YOUR AD HERE »

Keller Williams and Martin Sexton team for ‘Shut the Folk Up’ set at Belly Up Aspen

Keller Williams will return to Belly Up on Saturday, sharing the bill with Martin Sexton.
Aspen Times file |

IF YOU GO …

Who: Martin Sexton and Keller Williams

What: ‘Shut the Folk Up & Listen’

Where: Belly Up Aspen

When: Saturday, March 10, 9 p.m.

How much: $35/general admission; $65/reserved

Tickets: Belly Up box office; http://www.bellyupaspen.com

Martin Sexton and Keller Williams were made for each other.

Sexton, a Syracuse, New York, native, is a genre-hopping one-man musical encyclopedia whose extensive catalog hops easily across styles and genres from gospel to country and rock to blues and whatever he finds in between.

Williams, a proud Virginian, is best-known for his virtuosic solo performances using guitars and loop pedals to craft intricate orchestrations.



Both are Aspen favorites who have long been regulars at Belly Up.

On Saturday, they’re taking the Belly Up stage together in one of the most anticipated musical events of the winter. The stripped-down and acoustic show is one of three planned “Shut the Folk Up & Listen” concerts by the pair (they’re also playing Telluride today and Fort Collins on Sunday).




The pair has been friends for about 20 years, performing and recording together occasionally. Williams pitched the idea for these dual shows to Sexton and, together, they decided these mountain towns would be the ideal fit, they recalled.

“We chose these Rocky Mountain venues as we thought they’d be a perfect fit where fans can both shut the folk up and listen, and have fun,” Sexton said via email this week between tour stops in Texas and New Mexico.

The dual concert promises individual sets of bare-bones acoustic songs from each, followed by an improvisational and collaborative performance.

“I’m hoping for a lot of collaboration,” Williams said in a recent phone interview from home in Virginia. “I love so many of his songs and know so many of his songs and can sing harmony. It’ll be kind of easy, I think, for us to play together on these songs he’s written.”

The “Shut the Folk Up” moniker emerged from a stretch of similar shows Williams did last winter with the folk legend Leo Kottke (“It was from me trying to come up with a funny, snarky name for the Leo Kottke run,” Williams explained of the title). But the idea is that, yes, audiences should expect to stay quiet and pay attention to the performances.

“People are really used to talking and being social at my shows — it’s always been that party kind of atmosphere at the Belly Up,” Williams said. “It’s been a fun dance party where nobody has to be quiet. But this kind of show and this kind of material is geared toward a listening audience. … The challenging part becomes about how is a dancing audience going to take this seated kind of material when there’s no seats?”

As Sexton joins forces with Williams in Colorado, Sexton is touring in support of his eighth studio album, “Mixtape of the Open Road,” which was inspired by the kinds of mixtapes friends make for one another (or used to, anyway).

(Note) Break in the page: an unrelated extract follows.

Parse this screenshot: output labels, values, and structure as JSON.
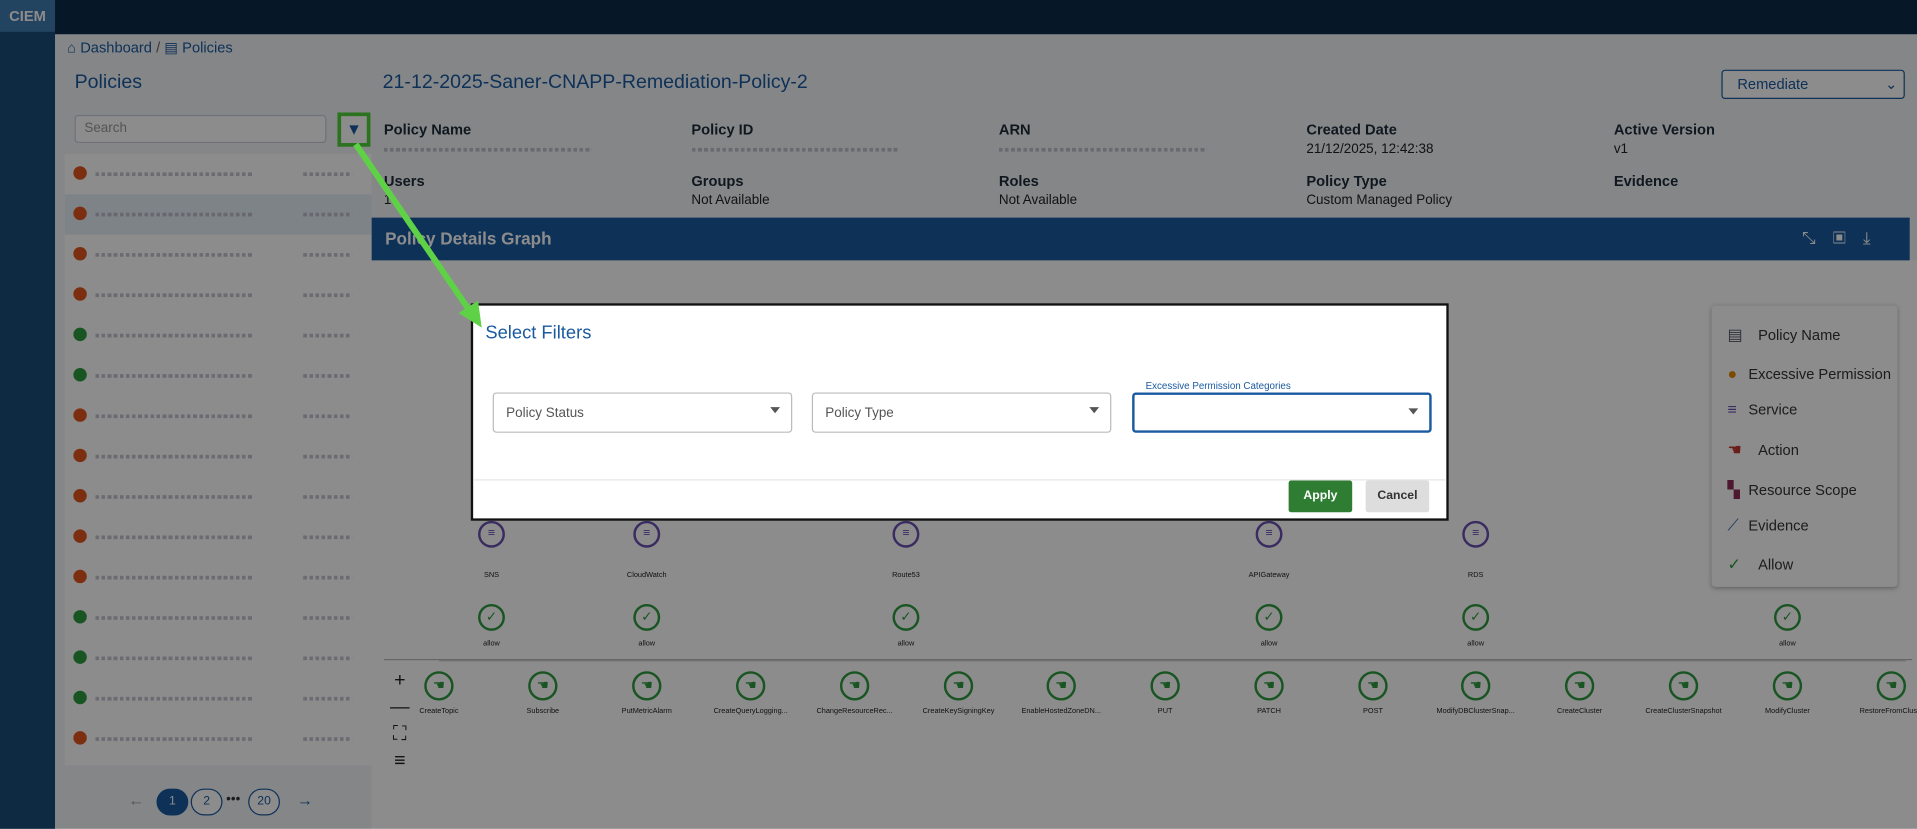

“The songs dictated the mixtape idea as each one of them, kind of like my children, had their own personality and direction,” Sexton said.

Playing with Williams, Sexton said, brings the best out of both of these troubadours.

“(Williams) is one of the most creative people I know and one of the biggest fans of music that I’ve ever met,” Sexton said. “We genuinely have fun playing together and I think we bring out the childlike imagination in one another.”

Williams has released at least one album a year since 1999 — always exploring adventurous new terrain as an artist. Last year he released “Raw,” his first solo all-acoustic guitar record, and “Sync,” an acoustic dance record with his four-piece progressive jazz band KWahtro.

Willams also released a handful of Tom Petty covers recently, paying tribute to the late rock star, who died in October. Williams did an all-Petty benefit show in Virginia three years ago, dubbed PettyGrass, and revived the material as a tribute following Petty’s death. Williams is taking the Petty tribute on the road this summer with the Hillbenders.

“Petty is one of those guys where I never had a Petty record, but I could sing 15 of his hits front to back, because I grew up listening to the radio,” Williams said. “I think this project is going to be very special and positive — a sing-along type of act that people are going to dig.”

Sexton said that he, too, is considering trying his hand at making an all-covers album for his next project. Williams may play some of the Petty material at the Belly Up show because, as he repeated a few times, “there are no rules” in terms of what might happen onstage during the “Shut the Folk Up” sets.

But, of course, as anyone who has seen Williams play Aspen previously can attest, his love song to snowboarding, “Freshies,” is usually an essential part of the experience.

“It’s hard not to play ‘Freshies’ in a ski town,” he admitted.